Relevance of Social Media
What can Facebook status updates possibly have to do with litigation? Well, imagine a personal injury case that shows the plaintiff as clearly unharmed in personal photos culled from a Facebook photo album. Even if not used directly as evidence, social media data can be useful for confirming other information in a case during depositions.
How social media profiles are handled during litigation may also impact a case. For example, in Gatto v. United Air Lines, Inc., the court imposed spoliation sanctions against the plaintiff for deleting Facebook photo albums that could have been relevant during litigation.
Clients aren’t the only ones whose social media profiles put them at risk. Attorneys, judges and court staff are also subject to complications if they post data that’s inappropriate to a case or to their profession.
Litigation and Social Media
The increasing popularity of social media eDiscovery is leading to an ever-growing body of case law related to the admittance of social media evidence. Legal precedent suggests that relevance is essential when it comes to the admissibility of social media evidence.
In an effort to define what, exactly, constitutes the assurance of such relevance, judges are turning toward new stipulations that are designed to enforce the authenticity of social media evidence. Even with guidelines in place, many judges remain hesitant to admit social media evidence of any kind during a case, particularly since digital media is so vulnerable to manipulation through programs such as Photoshop and other means.
One way to ensure authenticity of social media evidence is to start the process early on. Through depositions taken during discovery, posts can be substantiated by the author or by online witnesses. Other pertinent data can also be obtained, such as tracking IP addresses to find the device or computer responsible for the post’s origination.
The Future of eDiscovery
In an effort to both authenticate evidence and gather social media discovery as quickly and efficiently as possible, new types of software are gaining popularity among litigators. This software is designed to find evidence in social media, including posts and other data that may have been previously deleted. In many cases, the pertinent data can be pulled dating back several years by tapping directly into the social media platform database.

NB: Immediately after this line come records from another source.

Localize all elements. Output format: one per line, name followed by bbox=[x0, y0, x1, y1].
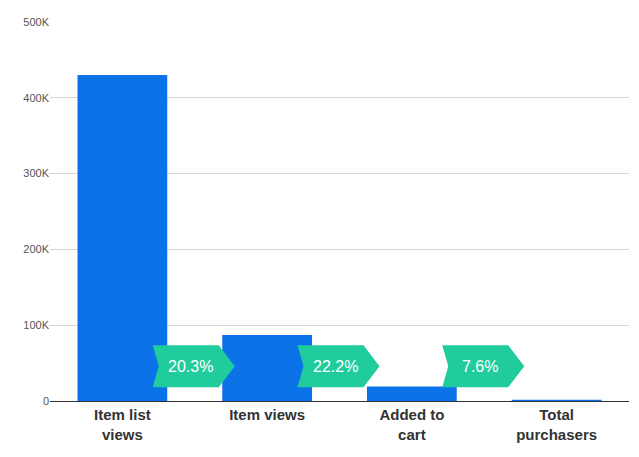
svg-text:Item views: Item views bbox=[229, 406, 305, 423]
svg-text:500K: 500K bbox=[23, 16, 49, 28]
svg-text:400K: 400K bbox=[23, 92, 49, 104]
svg-text:0: 0 bbox=[43, 395, 49, 407]
svg-text:Totalpurchasers: Totalpurchasers bbox=[516, 406, 597, 443]
svg-text:Added tocart: Added tocart bbox=[379, 406, 444, 443]
svg-text:22.2%: 22.2% bbox=[313, 358, 358, 375]
svg-text:300K: 300K bbox=[23, 167, 49, 179]
svg-text:20.3%: 20.3% bbox=[168, 358, 213, 375]
svg-text:200K: 200K bbox=[23, 243, 49, 255]
svg-text:7.6%: 7.6% bbox=[462, 358, 498, 375]
svg-text:Item listviews: Item listviews bbox=[94, 406, 151, 443]
svg-text:100K: 100K bbox=[23, 319, 49, 331]
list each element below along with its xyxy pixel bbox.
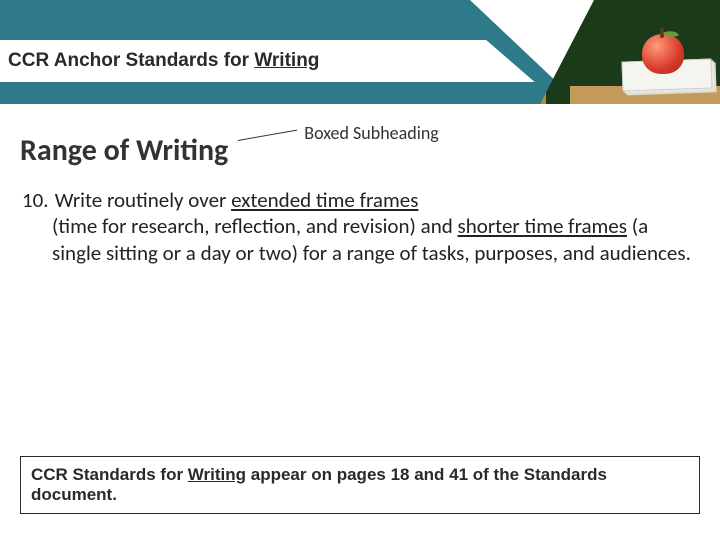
standard-text: 10. Write routinely over extended time f…	[20, 187, 700, 266]
subheading-row: Range of Writing Boxed Subheading	[20, 132, 700, 169]
content-area: Range of Writing Boxed Subheading 10. Wr…	[0, 104, 720, 266]
apple-icon	[642, 34, 684, 74]
header-band: CCR Anchor Standards for Writing	[0, 0, 720, 104]
standard-u2: shorter time frames	[458, 213, 627, 239]
standard-number: 10.	[22, 187, 50, 213]
standard-p1: Write routinely over	[50, 187, 231, 213]
annotation-label: Boxed Subheading	[304, 122, 438, 144]
title-underlined: Writing	[254, 50, 319, 71]
title-prefix: CCR Anchor Standards for	[8, 50, 254, 71]
subheading: Range of Writing	[20, 132, 228, 169]
standard-p2: (time for research, reflection, and revi…	[52, 213, 458, 239]
footer-p1: CCR Standards for	[31, 465, 188, 484]
footer-u1: Writing	[188, 465, 246, 484]
footer-note-box: CCR Standards for Writing appear on page…	[20, 456, 700, 514]
page-title: CCR Anchor Standards for Writing	[8, 50, 319, 72]
annotation-connector	[238, 130, 297, 141]
standard-u1: extended time frames	[231, 187, 418, 213]
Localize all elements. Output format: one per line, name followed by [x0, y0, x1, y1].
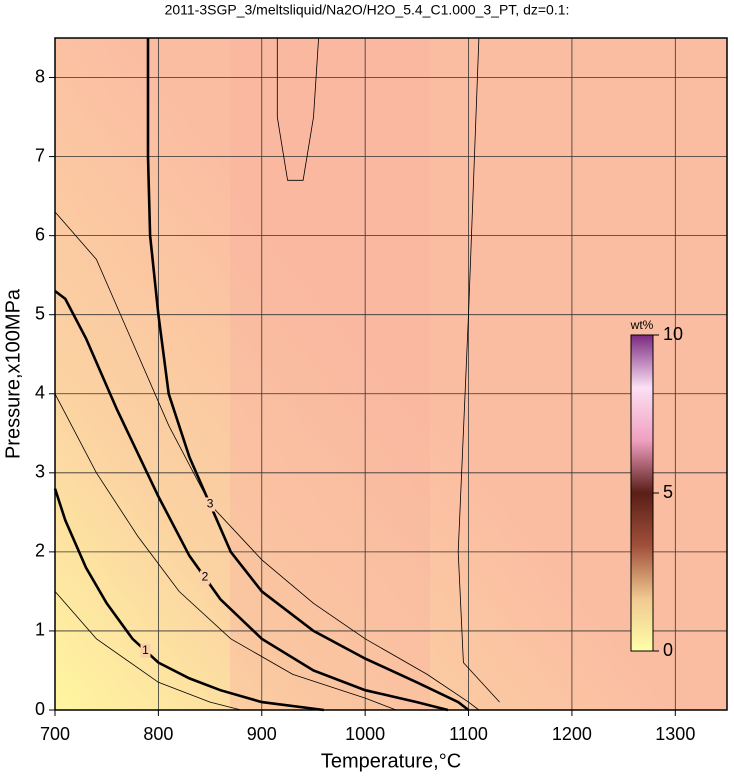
colorbar-label: wt% [630, 318, 654, 332]
contour-label: 3 [207, 497, 214, 511]
contour-label-bg [199, 570, 210, 585]
plot-frame [54, 37, 728, 711]
x-tick-label: 1200 [552, 724, 592, 744]
contour [54, 591, 242, 711]
contour [54, 211, 480, 711]
plot-shade [230, 38, 430, 710]
x-tick-label: 700 [40, 724, 70, 744]
colorbar [630, 334, 654, 652]
x-tick-label: 1000 [345, 724, 385, 744]
y-tick-label: 3 [35, 462, 45, 482]
contour [276, 37, 319, 181]
y-tick-label: 7 [35, 145, 45, 165]
y-tick-label: 6 [35, 224, 45, 244]
contour-label: 2 [202, 570, 209, 584]
x-tick-label: 900 [247, 724, 277, 744]
colorbar-tick-label: 0 [663, 640, 673, 660]
contour [54, 393, 397, 711]
contour-label: 1 [142, 643, 149, 657]
y-tick-label: 5 [35, 303, 45, 323]
x-axis-label: Temperature,°C [321, 750, 461, 772]
x-tick-label: 1100 [449, 724, 488, 744]
colorbar-tick-label: 5 [663, 482, 673, 502]
contour-label-bg [140, 643, 151, 658]
x-tick-label: 1300 [655, 724, 695, 744]
contour [457, 37, 500, 703]
y-tick-label: 0 [35, 699, 45, 719]
contour-label-bg [205, 497, 216, 512]
contour-bold [146, 38, 470, 712]
colorbar-tick-label: 10 [663, 324, 683, 344]
y-tick-label: 1 [35, 620, 45, 640]
y-tick-label: 2 [35, 541, 45, 561]
x-tick-label: 800 [143, 724, 173, 744]
y-tick-label: 4 [35, 383, 45, 403]
chart-title: 2011-3SGP_3/meltsliquid/Na2O/H2O_5.4_C1.… [165, 2, 570, 18]
y-tick-label: 8 [35, 66, 45, 86]
y-axis-label: Pressure,x100MPa [2, 288, 24, 459]
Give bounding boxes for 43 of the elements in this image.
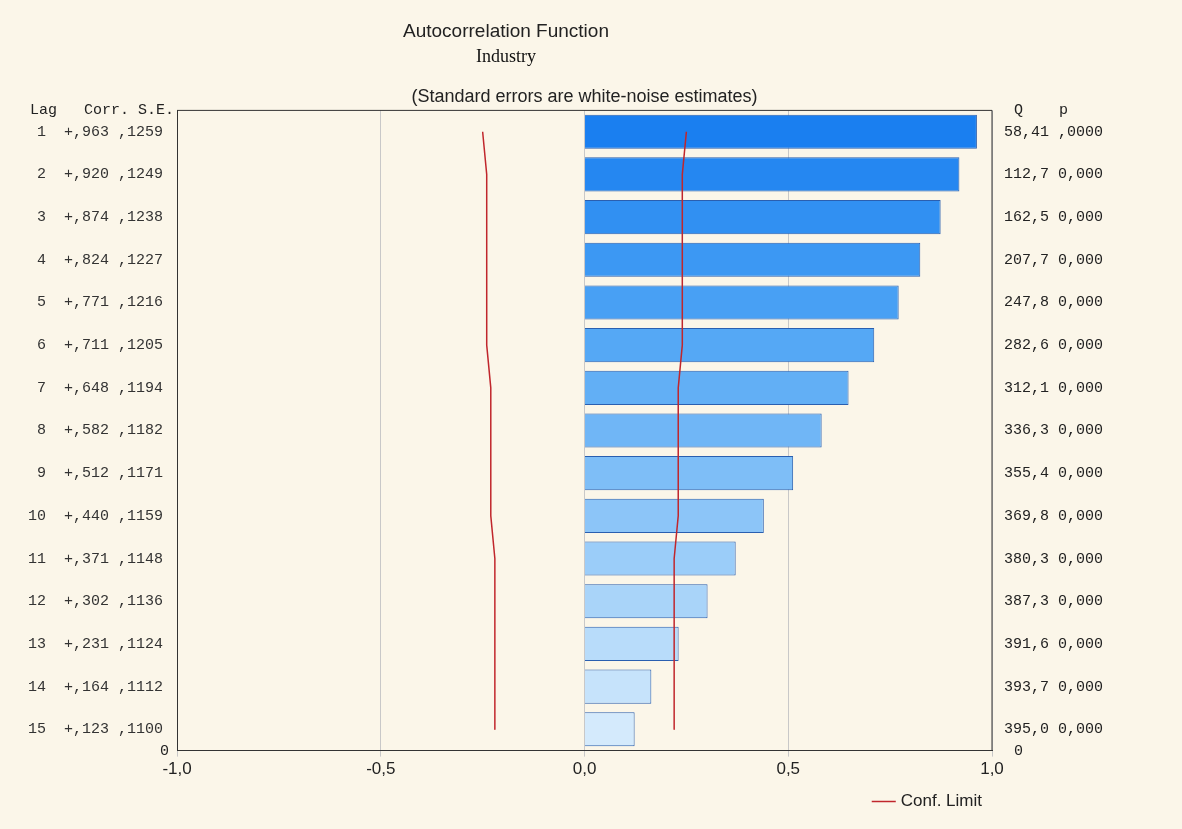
text: 247,8 0,000 <box>1004 294 1104 312</box>
text: 0 <box>1014 742 1024 760</box>
y-tick-label: 2 +,920 ,1249 <box>36 166 164 184</box>
text: 369,8 0,000 <box>1004 507 1104 525</box>
chart-title: Autocorrelation Function <box>403 19 609 41</box>
text: 387,3 0,000 <box>1004 593 1104 611</box>
text: 312,1 0,000 <box>1004 379 1104 397</box>
legend-label: Conf. Limit <box>900 791 983 811</box>
text: 282,6 0,000 <box>1004 337 1104 355</box>
y-tick-label: 1 +,963 ,1259 <box>36 123 164 141</box>
x-tick-label: -0,5 <box>366 759 396 779</box>
text: Q p <box>1014 102 1069 120</box>
text: 58,41 ,0000 <box>1004 123 1104 141</box>
y-tick-label: 4 +,824 ,1227 <box>36 251 164 269</box>
x-tick-label: -1,0 <box>162 759 192 779</box>
text: 112,7 0,000 <box>1004 166 1104 184</box>
y-tick-label: 7 +,648 ,1194 <box>36 379 164 397</box>
text: 336,3 0,000 <box>1004 422 1104 440</box>
y-tick-label: 6 +,711 ,1205 <box>36 337 164 355</box>
text: 395,0 0,000 <box>1004 721 1104 739</box>
text: 162,5 0,000 <box>1004 209 1104 227</box>
chart-subtitle: Industry <box>476 46 536 67</box>
y-tick-label: 3 +,874 ,1238 <box>36 209 164 227</box>
y-tick-label: 15 +,123 ,1100 <box>27 721 164 739</box>
y-tick-label: 5 +,771 ,1216 <box>36 294 164 312</box>
y-tick-label: 13 +,231 ,1124 <box>27 635 164 653</box>
text: 393,7 0,000 <box>1004 678 1104 696</box>
x-tick-label: 1,0 <box>980 759 1004 779</box>
y-tick-label: 9 +,512 ,1171 <box>36 465 164 483</box>
text: 0 <box>160 742 170 760</box>
text: 355,4 0,000 <box>1004 465 1104 483</box>
x-tick-label: 0,5 <box>776 759 801 779</box>
x-tick-label: 0,0 <box>572 759 597 779</box>
text: 207,7 0,000 <box>1004 251 1104 269</box>
y-tick-label: 8 +,582 ,1182 <box>36 422 164 440</box>
text: 391,6 0,000 <box>1004 635 1104 653</box>
y-tick-label: 11 +,371 ,1148 <box>27 550 164 568</box>
y-tick-label: 10 +,440 ,1159 <box>27 507 164 525</box>
y-tick-label: 14 +,164 ,1112 <box>27 678 164 696</box>
y-tick-label: 12 +,302 ,1136 <box>27 593 164 611</box>
text: 380,3 0,000 <box>1004 550 1104 568</box>
text: Lag Corr. S.E. <box>30 102 175 120</box>
text: (Standard errors are white-noise estimates) <box>411 85 758 106</box>
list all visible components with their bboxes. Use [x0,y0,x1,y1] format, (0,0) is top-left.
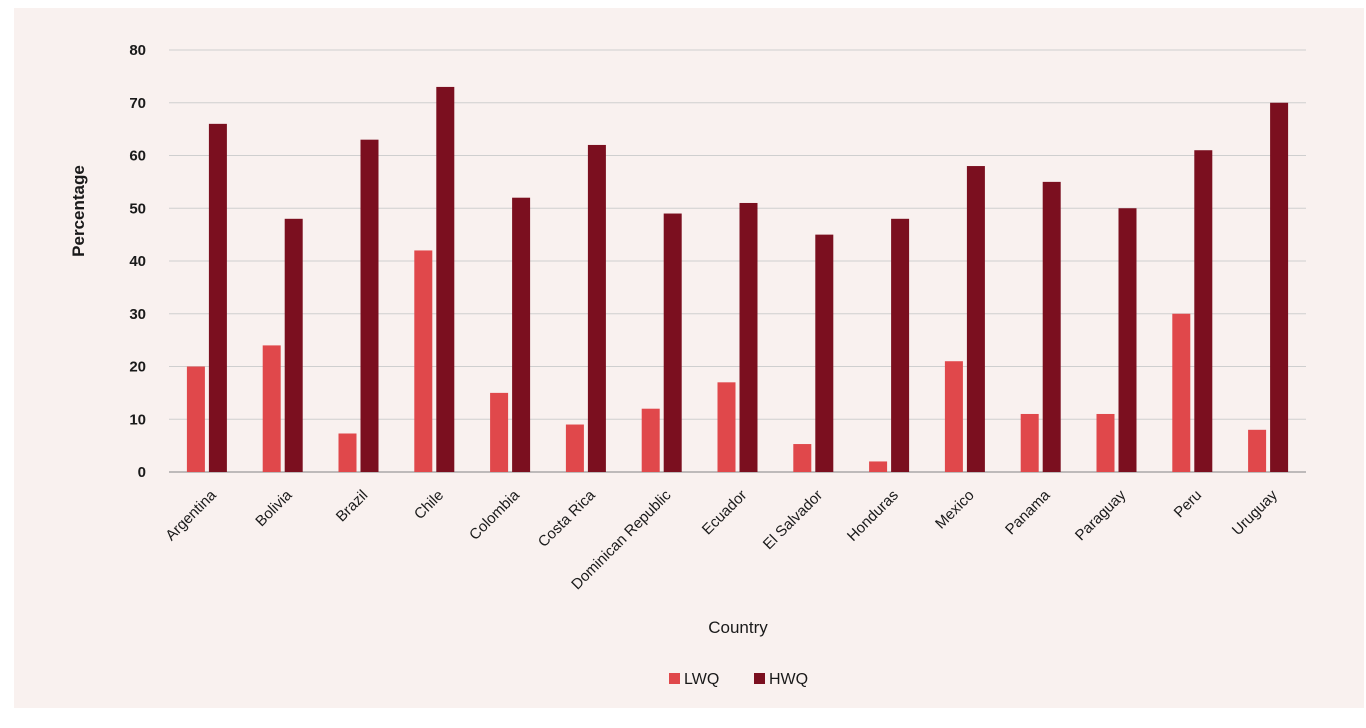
x-tick-label: Peru [1171,487,1205,521]
bar-lwq-dominican-republic [641,408,660,472]
bar-hwq-panama [1042,181,1061,472]
x-tick-label: Costa Rica [535,486,599,550]
bar-hwq-mexico [966,166,985,473]
bar-hwq-honduras [891,218,910,472]
bar-lwq-colombia [490,392,509,472]
bar-hwq-brazil [360,139,379,473]
x-axis-ticks: Argentina Bolivia Brazil Chile Colombia Costa… [162,486,1281,593]
x-tick-label: Honduras [844,487,902,545]
y-axis-title: Percentage [69,165,88,257]
x-tick-label: Uruguay [1229,486,1281,538]
x-tick-label: Argentina [162,486,220,544]
bars [186,86,1289,473]
bar-lwq-paraguay [1096,413,1115,472]
bar-lwq-mexico [944,361,963,472]
y-axis-ticks: 0 10 20 30 40 50 60 70 80 [129,42,146,481]
bar-hwq-paraguay [1118,208,1137,472]
bar-hwq-ecuador [739,202,758,472]
y-tick-label: 70 [129,95,146,112]
x-tick-label: Bolivia [252,486,296,530]
legend-swatch-lwq [669,673,680,684]
bar-lwq-argentina [186,366,205,472]
bar-hwq-dominican-republic [663,213,682,472]
bar-hwq-uruguay [1270,102,1289,472]
x-tick-label: Ecuador [699,487,751,539]
bar-lwq-ecuador [717,382,736,472]
bar-lwq-brazil [338,433,357,472]
y-tick-label: 10 [129,411,146,428]
bar-lwq-peru [1172,313,1191,472]
x-tick-label: Chile [411,487,447,523]
bar-lwq-el-salvador [793,444,812,472]
chart-container: 0 10 20 30 40 50 60 70 80 Argentina Bolivia Brazil… [14,8,1364,708]
bar-hwq-argentina [208,123,227,472]
gridlines [169,49,1306,473]
bar-lwq-honduras [869,461,888,472]
bar-lwq-costa-rica [565,424,584,472]
bar-chart: 0 10 20 30 40 50 60 70 80 Argentina Bolivia Brazil… [69,42,1306,688]
bar-hwq-chile [436,86,455,473]
y-tick-label: 0 [138,464,146,481]
x-axis-title: Country [708,618,768,637]
bar-lwq-bolivia [262,345,281,472]
bar-lwq-chile [414,250,433,472]
x-tick-label: Paraguay [1072,486,1130,544]
y-tick-label: 60 [129,148,146,165]
legend-label-lwq: LWQ [684,671,719,688]
y-tick-label: 80 [129,42,146,59]
y-tick-label: 30 [129,306,146,323]
legend-label-hwq: HWQ [769,671,808,688]
bar-lwq-panama [1020,413,1039,472]
bar-hwq-el-salvador [815,234,834,472]
legend-swatch-hwq [754,673,765,684]
x-tick-label: El Salvador [760,487,826,553]
x-tick-label: Panama [1002,486,1054,538]
y-tick-label: 50 [129,200,146,217]
y-tick-label: 40 [129,253,146,270]
x-tick-label: Colombia [466,486,523,543]
legend: LWQ HWQ [669,671,808,688]
bar-hwq-bolivia [284,218,303,472]
bar-lwq-uruguay [1248,429,1267,472]
bar-hwq-costa-rica [587,144,606,472]
x-tick-label: Mexico [932,487,978,533]
y-tick-label: 20 [129,359,146,376]
bar-hwq-peru [1194,150,1213,472]
bar-hwq-colombia [512,197,531,472]
x-tick-label: Brazil [333,487,372,526]
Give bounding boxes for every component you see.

Predictive coding software can automate the data collection and categorization process to lower eDiscovery costs and streamline the discovery process. Using keyword-based search algorithms, relevant data from social media can be found to supplement legal cases.
Social media is changing the face of litigation, and methods of eDiscovery are also changing as a result. While there may be a virtual goldmine of evidence available in online profiles, it will be rendered unusable without the proper investigation beforehand to ensure authenticity. Taking the extra steps to make sure that the evidence presented is relevant and real is just as vital when it comes to eDiscovery and social media evidence, as it would be for any physical exhibits.